27 сентября 2022 г. в 17:15
Аракита держится, когда вместе с остальными выходит из командного автобуса и видит встречающих на территории академии. У всех на лице одна эмоция — наигранное сочувствие, жалость, вот это идиотское: «бедные, впервые проиграть за столько лет чемпионства», — и прикрытые ладонями рты.
Аракита держится, когда Фукутоми в раздевалке говорит, что они молодцы. Он бесконечно уставший, он впервые на памяти Аракиты не стоит, а сидит во время своей короткой капитанской речи, хотя взгляд такой же непроницаемо твёрдый, и разочарования в его голосе действительно нет.
Аракита держится, когда все расходятся, но потом ударяет свой шкафчик так, что на нём остаётся заметная вмятина.
— Ого.
Аракита оборачивается. Шинкай, который поразительным образом остался незамеченным, стоит в дверном проёме и смотрит на него. В форменном спортивном костюме, с сумкой на плече, со спрятанными руками в карманах брюк. От его вида злость в Араките вспыхивает с новой силой, и он цедит сквозь зубы:
— Вали, Шинкай, а то врежу.
— Ясутомо, это не выход.
— Да ты тоже направлением ошибся, нет? Вали отсюда, последний раз гово…
— Послушай…
Аракита не хочет слушать. Он подскакивает к Шинкаю, хватает его за воротник куртки и встряхивает, отчего сумка с плеча падает на пол. В синих глазах при этом не отражается ни страха, ни смятения, как будто всё так, как и должно быть.
— Ясутомо…
— Как, ну вот как вы все… Чёрт, ты в курсе, что произошло? — Аракита всматривается в него, пытается уловить хоть каплю того негодования, которое сам не может сдержать, которое постепенно закипало в нём всю обратную дорогу после межшкольных. — Ты в курсе, что мы проиграли? И не кому-кому, а Сохоку?!
— Да.
— И тебе не обидно?
— Нет? Это была честная победа, пусть и внезап…
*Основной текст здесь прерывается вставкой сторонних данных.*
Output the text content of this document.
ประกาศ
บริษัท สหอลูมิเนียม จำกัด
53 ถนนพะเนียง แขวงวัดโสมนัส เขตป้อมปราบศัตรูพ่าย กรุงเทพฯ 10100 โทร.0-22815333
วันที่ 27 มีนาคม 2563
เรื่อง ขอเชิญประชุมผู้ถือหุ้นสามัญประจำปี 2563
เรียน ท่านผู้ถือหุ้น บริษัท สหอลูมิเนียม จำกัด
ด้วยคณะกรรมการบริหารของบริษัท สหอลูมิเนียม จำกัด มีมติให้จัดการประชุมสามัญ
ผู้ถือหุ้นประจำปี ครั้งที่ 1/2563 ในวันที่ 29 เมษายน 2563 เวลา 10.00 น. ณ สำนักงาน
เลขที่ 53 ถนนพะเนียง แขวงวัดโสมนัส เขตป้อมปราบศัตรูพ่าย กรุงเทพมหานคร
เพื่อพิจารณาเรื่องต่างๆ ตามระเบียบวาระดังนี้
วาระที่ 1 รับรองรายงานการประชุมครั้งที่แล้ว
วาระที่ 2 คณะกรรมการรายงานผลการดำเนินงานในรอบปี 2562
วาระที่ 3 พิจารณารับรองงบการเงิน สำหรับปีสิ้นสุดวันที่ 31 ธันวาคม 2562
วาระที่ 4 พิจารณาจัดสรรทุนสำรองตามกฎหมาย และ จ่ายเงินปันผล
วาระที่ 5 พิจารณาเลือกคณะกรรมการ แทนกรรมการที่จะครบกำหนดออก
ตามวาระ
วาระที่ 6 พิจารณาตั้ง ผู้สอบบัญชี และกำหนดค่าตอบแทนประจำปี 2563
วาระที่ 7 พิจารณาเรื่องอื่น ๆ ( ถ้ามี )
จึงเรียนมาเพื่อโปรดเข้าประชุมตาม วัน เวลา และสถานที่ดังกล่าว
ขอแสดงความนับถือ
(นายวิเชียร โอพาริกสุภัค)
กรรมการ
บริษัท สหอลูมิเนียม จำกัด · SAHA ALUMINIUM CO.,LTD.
— Да какого чёрта честная?! — Аракита с силой отталкивает его от себя. — Ты рвал жопу, Фуку-чан рвал, я рвал! Тодо, мать его, гнал как дьявол в первый день! И ради чего? Ради того, чтобы один их единственный толковый горнячок победил Манами на финише, правда?!
— Ясутомо…
— Ты видел Манами в автобусе? Да на пацана смотреть больно, он вроде улыбается, а на деле нифига там улыбки нет, понимаешь?
Шинкай молчит. Аракита отходит в сторону, замахивается было на шкафчик снова, а потом бессильно упирается в него ладонью, опустив голову.
— Зря я их повёз. Хули я вообще полез, скажи?! Знал ведь, что не надо!
— Не вини себя ни в чём. Это шоссейные гонки, тут…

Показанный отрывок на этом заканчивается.